Election 2015
Jack Anawak finds his feet again
Anxiety about campaigning disappears on campaign trail
Casey Lessard
Northern News Services
Monday, September 28, 2015
NUNAVUT
Heading into a Sept. 24 election debate, hosted at the Nunavut Trade Show by the Baffin Regional Chamber of Commerce, NDP federal election candidate Jack Anawak was tense.
Former Liberal MP and now a candidate for the New Democratic Party, Jack Anawak wants to bring social issues that affect all Nunavummiut to the forefront. - Casey Lessard/NNSL photo |
"It doesn't matter how long you've been a politician, you're always nervous about doing anything. Even this debate, I was a bundle of nerves this morning," the former Liberal MP for Nunatsiaq said. "But once I was out there, it all came back - this is what we're pushing for, what we want to do, these are the kinds of things we want to do. I think I can outline them in a way that people can understand."
What he will push for are issues that affect regular Nunavummiut.
"A lot of people ask about Nutrition North, mental health," he said. "And up here there seems to be a lot of people from the south coming up to work on contracts for infrastructure, like high schools and others, where there doesn't seem to be enough people from up here working in those jobs that they should have. A lot of people are asking about what we're going to do on education and skills training so that people up here can get those jobs."
Anawak touted the NDP proposal to introduce $15 per day day care, an idea he says would benefit Nunavut's young population.
"A lot of people are not going into further education or jobs or careers because they can't afford to cough up day care," he said. "Both the Liberals and Conservatives talked about affordable day care, but they've never done anything about it. We have a concrete proposal to enable people who can't afford, to have that $15-a-day day care."
He plans to shed light on the housing shortage in Nunavut, especially in light of the apparent disconnect he noticed on the ground in Cambridge Bay.
"I was being driven by Charlie Lyall," he said, "and he first took me to a development that was going on. He said this was a scientific and research (CHARS), and it's all there. All the people they're going to bring up, all the houses that are going to be built (for them). Meanwhile, we have a waiting list of this many people in housing. He was telling me how unfair it seems to be for people who can't get a house."
At an open house in Iqaluit, undecided voter Catherine McGregor pointed to the infrastructure deficit in Nunavut.
"You made the point (in the past) that infrastructure should be developed the way it is in the rest of Canada," McGregor said. "We're 100-some years behind. You were saying Nunavut shouldn't have to pay for the (deep sea) port (in Iqaluit), they (the federal government) owes Nunavut the infrastructure that every other part of the country already have. We shouldn't have to argue for every project that
we need the money."
"It's like clawback," Anawak responded, critical of the way the multi-level government system works. For example, under the Conservative Iqaluit port project funding promise, Nunavut has to give $20 million from its budget to get $64 million from the feds. "We'll give the Nunavut government some money, and then we'll take it back to build a port."

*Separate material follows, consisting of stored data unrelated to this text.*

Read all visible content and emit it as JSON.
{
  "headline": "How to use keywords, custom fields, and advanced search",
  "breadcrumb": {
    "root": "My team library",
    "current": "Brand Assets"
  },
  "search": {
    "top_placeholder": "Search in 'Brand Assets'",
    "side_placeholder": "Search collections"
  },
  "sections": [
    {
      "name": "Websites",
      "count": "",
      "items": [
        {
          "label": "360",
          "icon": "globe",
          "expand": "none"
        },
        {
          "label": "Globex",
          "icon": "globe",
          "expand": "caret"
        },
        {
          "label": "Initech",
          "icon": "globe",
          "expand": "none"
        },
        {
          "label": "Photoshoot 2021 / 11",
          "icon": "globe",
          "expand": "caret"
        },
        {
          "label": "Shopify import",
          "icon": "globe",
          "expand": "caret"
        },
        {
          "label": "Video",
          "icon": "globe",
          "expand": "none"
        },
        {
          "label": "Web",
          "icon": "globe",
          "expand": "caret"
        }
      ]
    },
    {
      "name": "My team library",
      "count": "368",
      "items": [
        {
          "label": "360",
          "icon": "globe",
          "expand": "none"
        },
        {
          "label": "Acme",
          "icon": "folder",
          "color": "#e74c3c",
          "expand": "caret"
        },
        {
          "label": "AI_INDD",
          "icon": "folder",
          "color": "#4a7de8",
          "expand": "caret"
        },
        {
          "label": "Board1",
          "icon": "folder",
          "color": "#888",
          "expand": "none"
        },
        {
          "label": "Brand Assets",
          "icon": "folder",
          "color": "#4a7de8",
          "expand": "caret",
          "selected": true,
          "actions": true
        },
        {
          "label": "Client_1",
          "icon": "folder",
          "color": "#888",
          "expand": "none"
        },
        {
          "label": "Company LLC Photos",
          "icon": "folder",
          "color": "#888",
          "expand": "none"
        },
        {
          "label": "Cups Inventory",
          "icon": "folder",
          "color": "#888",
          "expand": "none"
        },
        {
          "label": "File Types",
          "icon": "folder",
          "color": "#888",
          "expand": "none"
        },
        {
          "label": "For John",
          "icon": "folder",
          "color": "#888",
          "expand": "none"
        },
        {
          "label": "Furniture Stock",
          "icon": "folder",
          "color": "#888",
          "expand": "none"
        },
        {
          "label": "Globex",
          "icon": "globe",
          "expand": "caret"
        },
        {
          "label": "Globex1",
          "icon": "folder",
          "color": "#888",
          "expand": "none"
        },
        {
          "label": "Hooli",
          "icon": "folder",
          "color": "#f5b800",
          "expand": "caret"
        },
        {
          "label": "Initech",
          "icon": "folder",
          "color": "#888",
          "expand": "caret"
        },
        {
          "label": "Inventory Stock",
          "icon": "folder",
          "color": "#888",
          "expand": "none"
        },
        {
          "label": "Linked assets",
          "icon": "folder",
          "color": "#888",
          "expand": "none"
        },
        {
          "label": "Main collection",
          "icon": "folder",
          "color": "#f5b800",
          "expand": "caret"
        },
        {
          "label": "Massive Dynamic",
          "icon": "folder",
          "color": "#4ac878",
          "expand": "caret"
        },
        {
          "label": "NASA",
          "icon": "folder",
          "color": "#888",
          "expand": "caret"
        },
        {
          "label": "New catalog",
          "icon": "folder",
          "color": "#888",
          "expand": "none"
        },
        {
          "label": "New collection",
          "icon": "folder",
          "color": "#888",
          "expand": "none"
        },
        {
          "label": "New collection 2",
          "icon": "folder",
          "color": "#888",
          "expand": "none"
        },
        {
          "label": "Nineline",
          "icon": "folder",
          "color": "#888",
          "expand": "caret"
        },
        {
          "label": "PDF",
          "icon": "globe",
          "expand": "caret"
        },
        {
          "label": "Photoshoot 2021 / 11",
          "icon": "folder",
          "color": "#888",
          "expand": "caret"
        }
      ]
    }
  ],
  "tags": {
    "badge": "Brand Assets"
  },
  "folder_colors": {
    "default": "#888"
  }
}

So far, Anawak has taken his message to Naujaat, Rankin Inlet and Arviat. This week, he will head to Pangnirtung and Qikiqtarjuaq. He will also travel to Coral Harbour, Rankin Inlet (again), Cape Dorset, Pond Inlet, Clyde River, Hall Beach, and Iglulik, all subject to weather.
"People know who I am, the passionate stance I've taken on issues," he said, noting his support for a review of the Nutrition North program, and for reducing the small business tax rate to nine per cent from 11 per cent. "I want to pass on what the NDP is proposing, the offer of more social assistance up here, whether it's mental health, doing something about the high suicide rate, lack of housing, addressing those issues in a much more positive way than just putting it on the Government of Nunavut to do it.
"I can say that the stance I've taken has always been for the people of Nunavut," he added. "Not passing on the federal government's stance to Nunavut, but taking Nunavut's stance to the federal government."